Wednesday, October 12, 2016

Regulating Unpaid Work for Education

Greetings from the Australian National University where Professor Rosemary Owens, from the University of Adelaide, is speaking on "Young people and the future of work: The Regulatory Challenges of Unpaid Work at the Intersection of Education and Work". Professor Owens is part of an ARC funded research project on internships. There is a recent paper "Regulating for Decent Work Experience: Meeting the Challenge of the Rise of the Intern" (Owens & Stewart, 2015).

Professor Owens suggested that in the past people would be educated when young. In times past, I suggest that an apprentice would have to pay the master to be taken on, that is the apprentice would pay for their work-place training.

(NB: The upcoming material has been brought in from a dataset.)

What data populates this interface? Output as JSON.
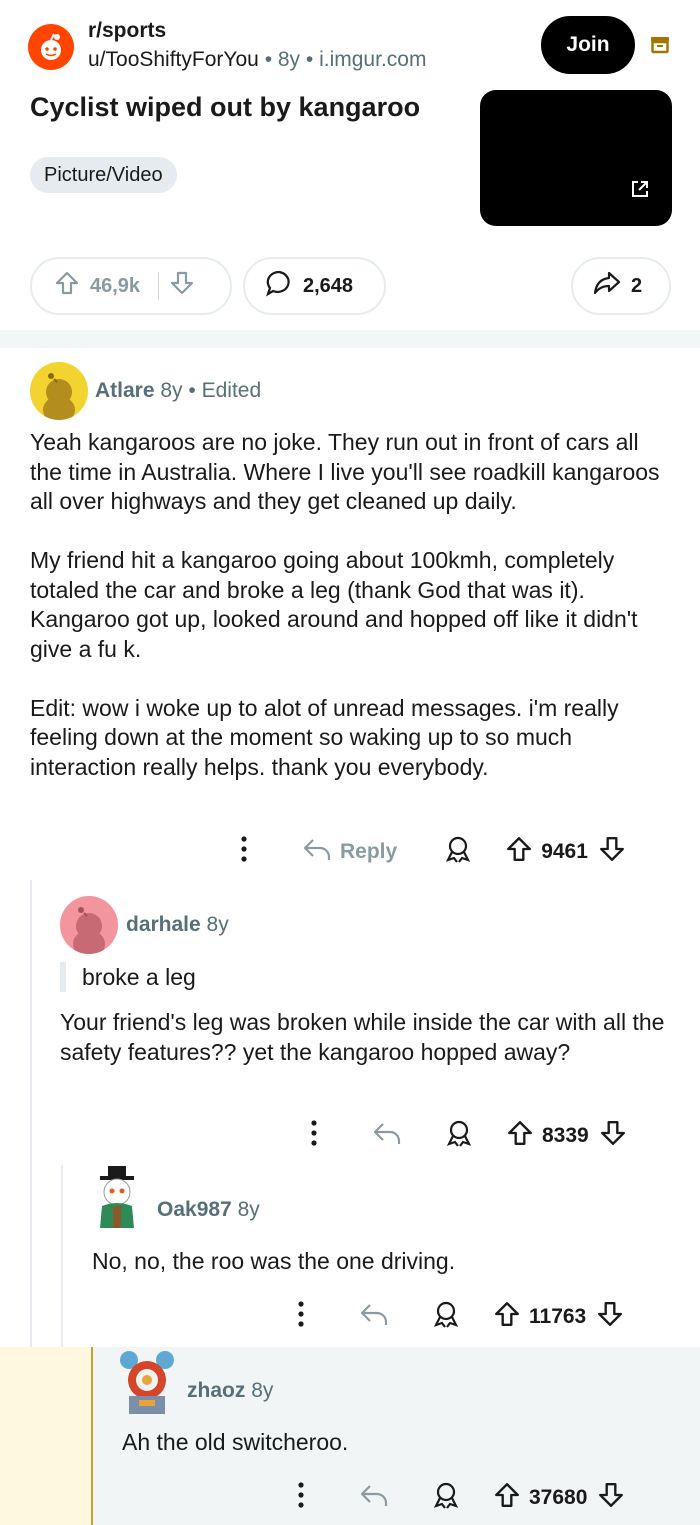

One area which might be usefully research is the area of start-ups. Unviersites are now setting up their own innovaiton programs and having

This is very topical. I am tutoring university IT students who have to do a project, preferably for a real company. It can be difficult to find enough projects for the students. One way this can be supplemented is with start-ups by the students themselves or other students.

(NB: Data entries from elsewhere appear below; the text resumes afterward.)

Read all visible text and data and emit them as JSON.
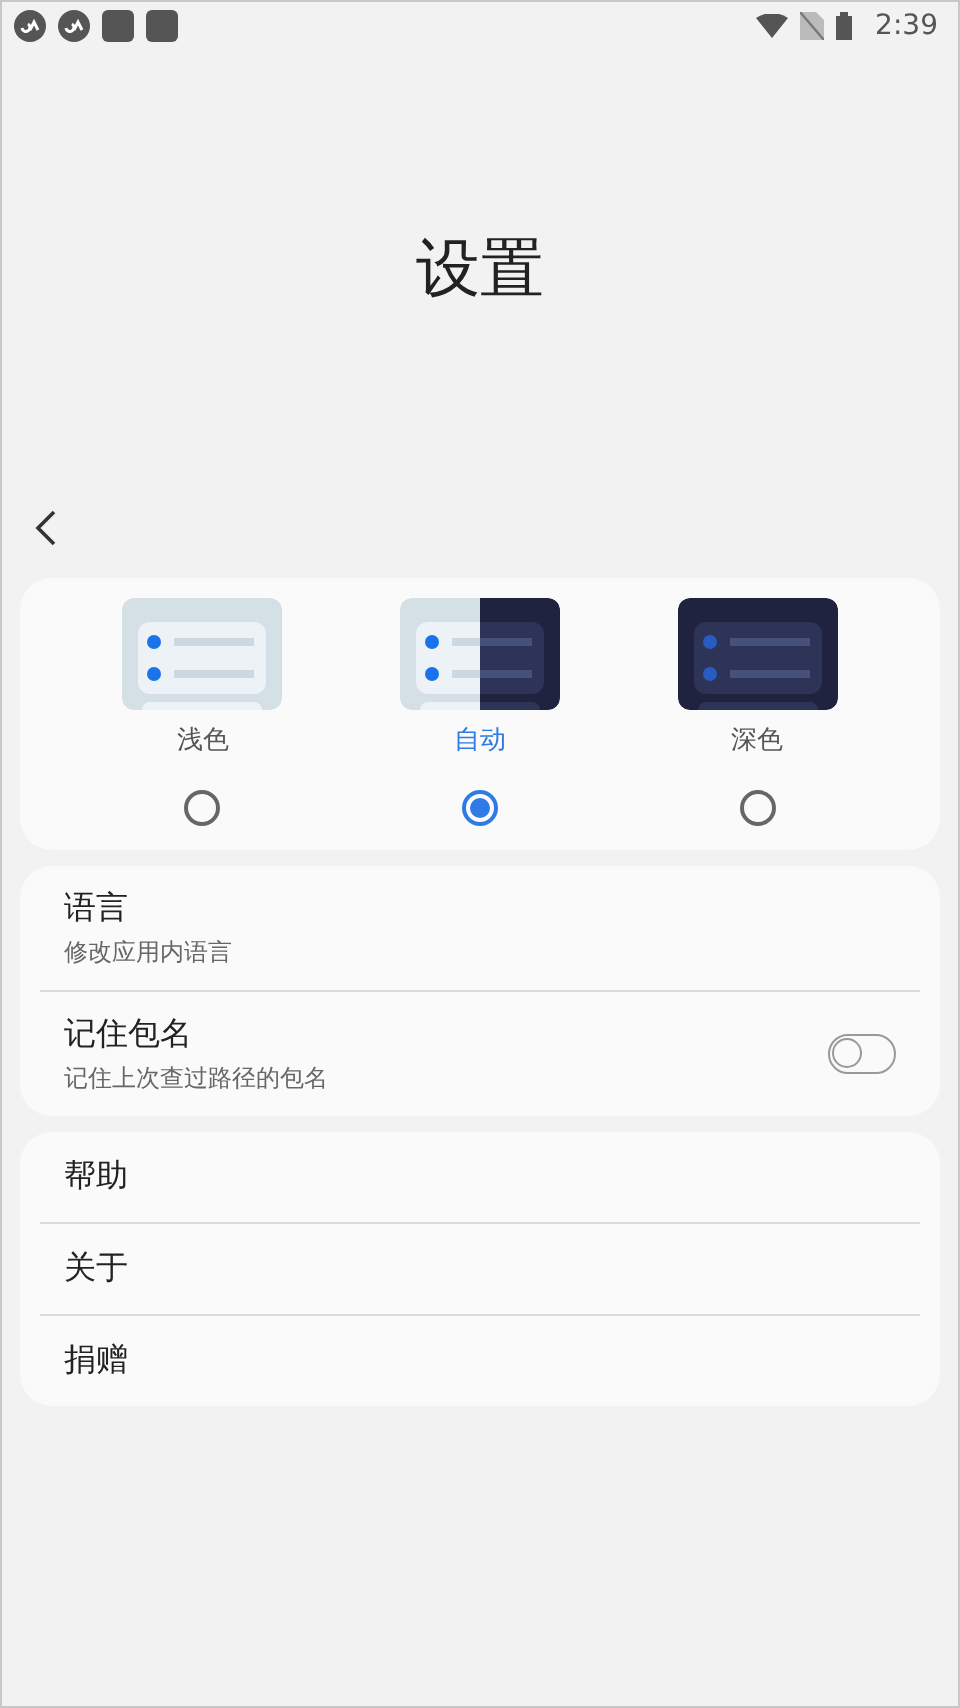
{
  "status_bar": {
    "time": "2:39"
  },
  "title": "设置",
  "themes": [
    {
      "kind": "light",
      "label": "浅色",
      "selected": false
    },
    {
      "kind": "auto",
      "label": "自动",
      "selected": true
    },
    {
      "kind": "dark",
      "label": "深色",
      "selected": false
    }
  ],
  "settings": [
    {
      "title": "语言",
      "subtitle": "修改应用内语言"
    },
    {
      "title": "记住包名",
      "subtitle": "记住上次查过路径的包名",
      "kind": "toggle",
      "on": false
    }
  ],
  "links": [
    {
      "title": "帮助"
    },
    {
      "title": "关于"
    },
    {
      "title": "捐赠"
    }
  ]
}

It seems reasonably clear that if an employer is offering educationally useful experience to a student, that should be permitted by the law. To prevent the students being exploited, they should be enrolled in a formal course which has an internship as a formal part of the course.

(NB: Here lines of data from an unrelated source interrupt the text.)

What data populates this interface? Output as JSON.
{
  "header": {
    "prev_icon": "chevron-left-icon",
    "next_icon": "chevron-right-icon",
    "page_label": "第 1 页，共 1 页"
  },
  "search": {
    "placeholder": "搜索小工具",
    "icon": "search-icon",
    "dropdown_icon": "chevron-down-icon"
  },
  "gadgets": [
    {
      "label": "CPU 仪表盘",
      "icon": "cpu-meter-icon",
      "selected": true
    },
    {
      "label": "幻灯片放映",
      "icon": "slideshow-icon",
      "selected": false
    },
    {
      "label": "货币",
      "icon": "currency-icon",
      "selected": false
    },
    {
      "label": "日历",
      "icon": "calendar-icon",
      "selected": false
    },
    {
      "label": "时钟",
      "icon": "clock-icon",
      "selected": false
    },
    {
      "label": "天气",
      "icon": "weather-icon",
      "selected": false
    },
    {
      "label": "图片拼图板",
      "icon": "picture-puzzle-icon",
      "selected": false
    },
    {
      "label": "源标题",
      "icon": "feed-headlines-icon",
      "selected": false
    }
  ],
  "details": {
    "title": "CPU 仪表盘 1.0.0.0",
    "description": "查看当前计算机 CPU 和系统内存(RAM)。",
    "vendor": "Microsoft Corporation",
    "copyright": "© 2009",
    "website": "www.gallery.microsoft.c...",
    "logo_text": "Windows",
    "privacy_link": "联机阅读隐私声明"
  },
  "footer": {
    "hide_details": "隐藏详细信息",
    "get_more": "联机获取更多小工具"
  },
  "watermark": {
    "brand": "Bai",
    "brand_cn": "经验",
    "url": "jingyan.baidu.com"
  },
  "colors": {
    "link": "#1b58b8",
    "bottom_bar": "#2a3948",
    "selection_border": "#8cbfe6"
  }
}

I had the good fortune to be trained in IT in the Australian Public Service. It was understood that I would spend a considerable part of my time at training courses, paid for by my employer and on full pay. Such schemes still exist in the APS ICT Cadetship Programme.

 Professor Owens expressed concern abut unpaid internships which did not necessarily lead to a job. However, before criticizing companies, universities need to look to their own practices. Graduate research students get used as cheap, or free, labor by universities to conduct research, do teaching and administrative functions. On graduation the student finds there are very few permanent jobs in academia.

Reference

Owens, R., & Stewart, A. (2015, July). Regulating for Decent Work Experience: Meeting the Challenge of the Rise of the Intern. In Regulating for Decent Work Network Conference, Geneva.